Though not of the same quality as “30 Rock,” “Parks”— which follows the ins and outs of small town bureaucracy in nowhere Indiana—is still one of the best shows on television, thanks to the performance of its star Amy Poehler. Television has provided us with many memorable high status buffoons, but none have been created with as much nuance and depth as Poehler’s Leslie Knope.
It is an easy trap for the comedic actor to patronize their role, to step outside of the part and paint with broad strokes such that there is little doubt as to the contempt the actor feels for the part she is playing, as if to say, “This is not me.” Poehler rises above such condescension and uses her considerable acting ability (an area where she is noticeably superior to her “Saturday Night Live” cohort and chum Fey) to put forth a consistently vulnerable, yet hilarious performance of one of the most intriguing characters on television.
Not dissimilar to many show’s entering their third season, “Parks” can be patchy at times. Indeed, Poehler’s supporting cast is a bit uneven and some characters are just downright unlikable, most notably Ron Swanson (Nick Offerman), who seems to hit all the wrong notes as Leslie’s poker faced superior. The writing can also be rather hit or miss and can slide from comedy feast to famine in the blink of an eye. Still, Poehler’s performance makes the show worth the watch and one can only hope that NBC allows the show the opportunity to find its footing.

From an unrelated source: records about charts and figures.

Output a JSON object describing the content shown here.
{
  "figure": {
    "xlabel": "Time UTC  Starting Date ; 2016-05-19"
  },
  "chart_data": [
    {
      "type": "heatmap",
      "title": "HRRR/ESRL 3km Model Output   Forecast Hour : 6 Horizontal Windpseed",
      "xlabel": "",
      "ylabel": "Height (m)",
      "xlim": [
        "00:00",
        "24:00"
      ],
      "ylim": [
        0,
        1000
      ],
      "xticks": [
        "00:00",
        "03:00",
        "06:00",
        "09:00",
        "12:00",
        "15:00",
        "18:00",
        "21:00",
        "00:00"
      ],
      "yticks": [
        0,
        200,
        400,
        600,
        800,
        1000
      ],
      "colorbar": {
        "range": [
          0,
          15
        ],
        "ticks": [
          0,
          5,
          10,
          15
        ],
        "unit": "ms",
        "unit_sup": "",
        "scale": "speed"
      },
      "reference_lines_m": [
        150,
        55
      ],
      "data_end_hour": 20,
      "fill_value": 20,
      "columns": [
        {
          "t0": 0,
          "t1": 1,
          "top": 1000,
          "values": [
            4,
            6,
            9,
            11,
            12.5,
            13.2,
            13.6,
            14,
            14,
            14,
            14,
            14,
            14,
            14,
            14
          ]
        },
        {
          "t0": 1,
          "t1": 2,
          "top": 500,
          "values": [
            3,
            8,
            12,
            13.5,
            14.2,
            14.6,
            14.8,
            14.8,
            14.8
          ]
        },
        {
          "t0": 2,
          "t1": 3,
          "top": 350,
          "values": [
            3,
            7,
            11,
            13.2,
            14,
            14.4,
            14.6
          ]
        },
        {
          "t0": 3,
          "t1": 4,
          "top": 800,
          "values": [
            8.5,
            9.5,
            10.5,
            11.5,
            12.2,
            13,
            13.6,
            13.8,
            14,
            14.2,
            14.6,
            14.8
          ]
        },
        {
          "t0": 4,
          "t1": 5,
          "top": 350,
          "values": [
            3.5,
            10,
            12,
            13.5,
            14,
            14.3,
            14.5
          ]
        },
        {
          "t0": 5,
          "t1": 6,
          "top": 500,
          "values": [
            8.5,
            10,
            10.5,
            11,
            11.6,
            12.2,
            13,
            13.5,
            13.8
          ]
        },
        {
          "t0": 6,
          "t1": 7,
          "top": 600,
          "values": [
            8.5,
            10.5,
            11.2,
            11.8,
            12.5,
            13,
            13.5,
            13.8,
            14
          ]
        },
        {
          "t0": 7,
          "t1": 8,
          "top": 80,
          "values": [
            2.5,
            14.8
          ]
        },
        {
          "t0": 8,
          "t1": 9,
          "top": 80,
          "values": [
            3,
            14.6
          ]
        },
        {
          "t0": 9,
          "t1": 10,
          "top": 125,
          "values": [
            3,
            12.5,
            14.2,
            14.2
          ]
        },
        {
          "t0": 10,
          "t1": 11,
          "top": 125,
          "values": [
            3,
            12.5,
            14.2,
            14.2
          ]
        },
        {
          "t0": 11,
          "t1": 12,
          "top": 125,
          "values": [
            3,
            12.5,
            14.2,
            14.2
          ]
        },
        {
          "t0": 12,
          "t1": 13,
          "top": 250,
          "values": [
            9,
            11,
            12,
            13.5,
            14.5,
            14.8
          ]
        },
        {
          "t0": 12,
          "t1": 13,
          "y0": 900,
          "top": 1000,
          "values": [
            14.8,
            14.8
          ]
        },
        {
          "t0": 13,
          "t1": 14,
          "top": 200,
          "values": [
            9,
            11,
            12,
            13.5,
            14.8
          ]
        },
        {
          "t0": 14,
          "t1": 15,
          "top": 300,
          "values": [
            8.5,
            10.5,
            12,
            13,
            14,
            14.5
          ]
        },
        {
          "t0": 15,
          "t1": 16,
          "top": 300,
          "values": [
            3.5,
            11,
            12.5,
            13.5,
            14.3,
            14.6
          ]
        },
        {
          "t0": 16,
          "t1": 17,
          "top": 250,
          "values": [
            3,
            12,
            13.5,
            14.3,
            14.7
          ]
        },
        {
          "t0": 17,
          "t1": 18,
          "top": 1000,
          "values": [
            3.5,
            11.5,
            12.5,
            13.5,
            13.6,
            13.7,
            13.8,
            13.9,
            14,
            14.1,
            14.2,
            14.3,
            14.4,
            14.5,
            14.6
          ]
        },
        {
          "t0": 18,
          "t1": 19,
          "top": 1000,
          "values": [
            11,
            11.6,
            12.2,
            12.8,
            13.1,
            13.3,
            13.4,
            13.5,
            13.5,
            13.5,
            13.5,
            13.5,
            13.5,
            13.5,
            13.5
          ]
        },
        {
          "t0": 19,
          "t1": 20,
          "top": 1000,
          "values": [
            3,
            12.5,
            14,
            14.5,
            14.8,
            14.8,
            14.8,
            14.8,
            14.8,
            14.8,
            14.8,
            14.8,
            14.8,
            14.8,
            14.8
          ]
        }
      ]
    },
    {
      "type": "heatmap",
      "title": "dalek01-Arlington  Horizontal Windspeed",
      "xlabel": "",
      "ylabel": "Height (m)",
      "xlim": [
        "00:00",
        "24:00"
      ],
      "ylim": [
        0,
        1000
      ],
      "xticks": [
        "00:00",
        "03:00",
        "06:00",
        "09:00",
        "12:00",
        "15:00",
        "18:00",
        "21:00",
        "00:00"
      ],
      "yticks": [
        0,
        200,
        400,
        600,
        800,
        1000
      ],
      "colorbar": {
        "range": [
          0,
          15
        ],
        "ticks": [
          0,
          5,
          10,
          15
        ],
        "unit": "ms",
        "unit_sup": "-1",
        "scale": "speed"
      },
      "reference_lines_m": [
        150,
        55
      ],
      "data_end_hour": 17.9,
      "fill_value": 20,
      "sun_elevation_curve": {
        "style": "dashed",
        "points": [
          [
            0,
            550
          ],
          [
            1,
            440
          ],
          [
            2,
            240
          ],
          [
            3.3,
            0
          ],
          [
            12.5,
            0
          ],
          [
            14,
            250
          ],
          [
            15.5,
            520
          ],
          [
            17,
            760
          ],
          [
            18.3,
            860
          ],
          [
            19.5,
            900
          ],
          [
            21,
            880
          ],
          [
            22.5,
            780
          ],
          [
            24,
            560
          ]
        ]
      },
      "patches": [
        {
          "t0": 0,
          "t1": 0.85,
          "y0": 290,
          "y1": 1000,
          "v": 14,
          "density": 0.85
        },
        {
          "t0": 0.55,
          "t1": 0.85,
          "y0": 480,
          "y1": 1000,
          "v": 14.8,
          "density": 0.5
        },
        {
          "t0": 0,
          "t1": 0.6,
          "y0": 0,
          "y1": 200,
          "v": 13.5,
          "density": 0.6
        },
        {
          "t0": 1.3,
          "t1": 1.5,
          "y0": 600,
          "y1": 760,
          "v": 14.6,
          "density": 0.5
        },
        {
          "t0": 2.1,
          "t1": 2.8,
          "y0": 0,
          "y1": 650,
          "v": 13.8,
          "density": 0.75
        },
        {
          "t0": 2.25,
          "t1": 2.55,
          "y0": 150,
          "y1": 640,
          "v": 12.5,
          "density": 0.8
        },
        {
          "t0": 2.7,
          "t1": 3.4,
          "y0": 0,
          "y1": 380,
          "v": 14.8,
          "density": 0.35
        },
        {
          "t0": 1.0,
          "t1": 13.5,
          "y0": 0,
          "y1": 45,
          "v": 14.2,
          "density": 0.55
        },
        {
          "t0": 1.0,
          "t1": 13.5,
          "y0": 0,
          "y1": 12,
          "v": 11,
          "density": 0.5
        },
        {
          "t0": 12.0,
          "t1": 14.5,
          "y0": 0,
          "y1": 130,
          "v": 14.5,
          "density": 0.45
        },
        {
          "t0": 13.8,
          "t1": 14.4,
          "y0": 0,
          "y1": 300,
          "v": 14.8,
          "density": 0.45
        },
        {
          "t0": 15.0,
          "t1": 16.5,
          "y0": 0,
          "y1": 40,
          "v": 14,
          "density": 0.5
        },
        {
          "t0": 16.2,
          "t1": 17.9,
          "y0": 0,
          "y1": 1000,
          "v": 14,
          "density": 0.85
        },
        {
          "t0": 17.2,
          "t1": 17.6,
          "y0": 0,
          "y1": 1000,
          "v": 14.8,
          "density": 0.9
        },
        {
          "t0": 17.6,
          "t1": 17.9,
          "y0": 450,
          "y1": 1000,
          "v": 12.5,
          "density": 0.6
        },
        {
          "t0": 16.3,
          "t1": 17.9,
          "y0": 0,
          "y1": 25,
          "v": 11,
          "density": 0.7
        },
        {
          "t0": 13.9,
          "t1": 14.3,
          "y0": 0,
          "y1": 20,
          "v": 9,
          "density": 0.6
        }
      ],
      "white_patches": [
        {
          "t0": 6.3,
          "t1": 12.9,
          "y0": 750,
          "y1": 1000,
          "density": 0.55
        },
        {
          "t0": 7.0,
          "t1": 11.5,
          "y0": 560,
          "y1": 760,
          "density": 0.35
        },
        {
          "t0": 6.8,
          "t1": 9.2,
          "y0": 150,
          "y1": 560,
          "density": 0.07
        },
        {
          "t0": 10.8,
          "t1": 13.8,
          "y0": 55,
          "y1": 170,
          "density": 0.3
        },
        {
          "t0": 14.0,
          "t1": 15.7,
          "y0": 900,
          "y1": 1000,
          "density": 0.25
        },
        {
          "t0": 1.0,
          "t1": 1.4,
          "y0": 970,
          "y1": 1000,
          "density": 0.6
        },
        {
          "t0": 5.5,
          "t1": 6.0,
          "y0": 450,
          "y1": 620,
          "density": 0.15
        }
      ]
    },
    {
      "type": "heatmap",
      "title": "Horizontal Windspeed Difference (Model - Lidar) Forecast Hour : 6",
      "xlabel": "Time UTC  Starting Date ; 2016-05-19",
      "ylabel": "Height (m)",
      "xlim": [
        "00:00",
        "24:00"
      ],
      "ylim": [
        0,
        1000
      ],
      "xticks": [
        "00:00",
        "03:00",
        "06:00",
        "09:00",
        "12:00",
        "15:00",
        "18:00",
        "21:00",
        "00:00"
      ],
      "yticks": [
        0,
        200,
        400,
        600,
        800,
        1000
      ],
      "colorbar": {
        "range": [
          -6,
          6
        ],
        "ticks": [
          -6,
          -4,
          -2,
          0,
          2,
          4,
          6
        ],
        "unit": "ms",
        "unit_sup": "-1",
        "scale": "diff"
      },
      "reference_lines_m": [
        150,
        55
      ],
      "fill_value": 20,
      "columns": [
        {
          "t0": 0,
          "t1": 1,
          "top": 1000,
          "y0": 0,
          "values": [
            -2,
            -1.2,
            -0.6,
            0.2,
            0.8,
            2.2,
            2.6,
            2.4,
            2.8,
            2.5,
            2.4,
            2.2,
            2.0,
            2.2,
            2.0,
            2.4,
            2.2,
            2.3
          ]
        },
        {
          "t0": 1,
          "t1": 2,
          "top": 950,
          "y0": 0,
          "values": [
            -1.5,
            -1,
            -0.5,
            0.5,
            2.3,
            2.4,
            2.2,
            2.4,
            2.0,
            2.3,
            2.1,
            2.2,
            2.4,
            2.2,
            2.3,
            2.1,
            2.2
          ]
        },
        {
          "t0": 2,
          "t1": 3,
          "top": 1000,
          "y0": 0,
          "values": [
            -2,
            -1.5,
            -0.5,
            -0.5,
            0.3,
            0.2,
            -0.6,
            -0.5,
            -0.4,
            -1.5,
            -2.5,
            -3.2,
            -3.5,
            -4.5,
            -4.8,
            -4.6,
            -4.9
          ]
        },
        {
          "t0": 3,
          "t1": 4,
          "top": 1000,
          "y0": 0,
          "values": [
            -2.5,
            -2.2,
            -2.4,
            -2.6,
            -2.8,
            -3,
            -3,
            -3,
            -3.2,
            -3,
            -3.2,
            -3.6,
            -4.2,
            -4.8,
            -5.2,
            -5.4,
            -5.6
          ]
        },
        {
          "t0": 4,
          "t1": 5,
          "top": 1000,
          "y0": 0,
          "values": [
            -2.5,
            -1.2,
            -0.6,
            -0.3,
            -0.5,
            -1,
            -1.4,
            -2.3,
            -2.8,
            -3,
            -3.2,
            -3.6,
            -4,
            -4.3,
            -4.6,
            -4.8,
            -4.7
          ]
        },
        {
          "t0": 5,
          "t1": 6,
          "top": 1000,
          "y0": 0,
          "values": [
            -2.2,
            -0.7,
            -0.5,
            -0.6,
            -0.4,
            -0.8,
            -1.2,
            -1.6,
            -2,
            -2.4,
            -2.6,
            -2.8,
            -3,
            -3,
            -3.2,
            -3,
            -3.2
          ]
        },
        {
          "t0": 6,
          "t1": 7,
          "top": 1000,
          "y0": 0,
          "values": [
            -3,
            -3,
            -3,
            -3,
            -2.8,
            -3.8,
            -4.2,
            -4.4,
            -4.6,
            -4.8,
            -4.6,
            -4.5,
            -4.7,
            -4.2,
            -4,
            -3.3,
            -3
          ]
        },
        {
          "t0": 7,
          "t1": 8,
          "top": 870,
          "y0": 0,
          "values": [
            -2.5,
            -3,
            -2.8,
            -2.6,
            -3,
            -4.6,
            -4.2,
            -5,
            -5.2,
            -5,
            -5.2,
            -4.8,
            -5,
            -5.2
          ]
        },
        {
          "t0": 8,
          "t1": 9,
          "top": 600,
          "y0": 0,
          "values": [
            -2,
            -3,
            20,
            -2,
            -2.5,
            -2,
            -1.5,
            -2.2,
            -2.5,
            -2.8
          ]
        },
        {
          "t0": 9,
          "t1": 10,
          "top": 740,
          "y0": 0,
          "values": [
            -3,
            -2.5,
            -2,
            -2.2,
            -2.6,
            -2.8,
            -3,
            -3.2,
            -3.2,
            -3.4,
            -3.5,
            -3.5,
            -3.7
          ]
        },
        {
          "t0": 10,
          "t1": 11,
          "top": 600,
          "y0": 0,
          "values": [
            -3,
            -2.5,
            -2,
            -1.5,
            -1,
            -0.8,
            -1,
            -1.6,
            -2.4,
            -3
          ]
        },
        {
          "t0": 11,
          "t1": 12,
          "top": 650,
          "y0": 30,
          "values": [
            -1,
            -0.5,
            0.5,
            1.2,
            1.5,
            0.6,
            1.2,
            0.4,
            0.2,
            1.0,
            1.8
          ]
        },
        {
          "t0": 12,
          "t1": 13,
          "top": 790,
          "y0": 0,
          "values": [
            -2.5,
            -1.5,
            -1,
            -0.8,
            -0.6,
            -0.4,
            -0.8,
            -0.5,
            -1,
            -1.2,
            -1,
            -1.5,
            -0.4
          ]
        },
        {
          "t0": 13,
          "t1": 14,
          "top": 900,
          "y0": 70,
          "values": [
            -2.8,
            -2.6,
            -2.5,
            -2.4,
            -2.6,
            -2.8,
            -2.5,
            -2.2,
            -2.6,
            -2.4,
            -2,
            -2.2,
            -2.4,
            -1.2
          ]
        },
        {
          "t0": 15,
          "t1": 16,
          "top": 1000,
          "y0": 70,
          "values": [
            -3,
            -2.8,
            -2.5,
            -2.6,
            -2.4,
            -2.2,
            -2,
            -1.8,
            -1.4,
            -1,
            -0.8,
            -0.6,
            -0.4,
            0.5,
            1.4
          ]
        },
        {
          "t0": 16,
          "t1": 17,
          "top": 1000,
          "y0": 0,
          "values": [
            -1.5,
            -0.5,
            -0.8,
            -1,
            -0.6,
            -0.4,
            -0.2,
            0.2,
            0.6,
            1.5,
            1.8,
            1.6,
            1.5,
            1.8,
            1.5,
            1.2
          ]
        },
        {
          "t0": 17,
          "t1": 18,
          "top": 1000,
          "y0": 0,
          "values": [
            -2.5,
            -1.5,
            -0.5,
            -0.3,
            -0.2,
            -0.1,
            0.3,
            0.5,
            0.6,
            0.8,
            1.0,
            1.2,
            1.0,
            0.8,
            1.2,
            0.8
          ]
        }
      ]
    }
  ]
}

The Big Bang Theory on CBS has never needed to find its footing. It has been secure in its trajectory since it first aired in 2007 and seems to be hitting its peak as it moves toward the midway point of its fourth season. The show revolves around the lives of two genius misfits (Johnny Galecki and Jim Parsons), their beautiful blonde waitress neighbor (Kaley Cuoco), and their equally socially incompetent colleagues (Simon Helburg and Kunnal Nayyar).
“Bang” is unique in that it puts the lives of social misfits’ front and center, and while it uses their idiosyncrasies for comic effect at times, it never stoops to mean-spiritedness or cliché. The show’s appeal lies in each of the character’s brokenness: Helburg in particular, takes what could otherwise be a one-note role as the mama’s boy and self-perceived Casanova and devises a hilarious and loving portrait of uncertainty and repression.
“Bang” leaves the structural innovation and technical dexterity to other shows and focuses solely on the laughs. This is meat-and-potato comedy, very much in the vein of “Friends.” Indeed the show seems to be a direct descendant of the NBC classic in both style and temperament. “Bang” is a kind show, with little time for the slick irreverent tone most sitcoms take in the desperate attempt to acquire the much desired 18-24 age demographic coveted by networks and advertisers alike.
The landscape of television these days is a grim one, with little to appeal to a thoughtful, reflective audience. Even cable networks, which usually can be counted on to produce at least one or two offerings of particular relevance, seemed to have hit a dry spot both creatively and intellectually. Mercifully there are at least three shows that can be counted on to offer a much-needed oasis in a desert of crime.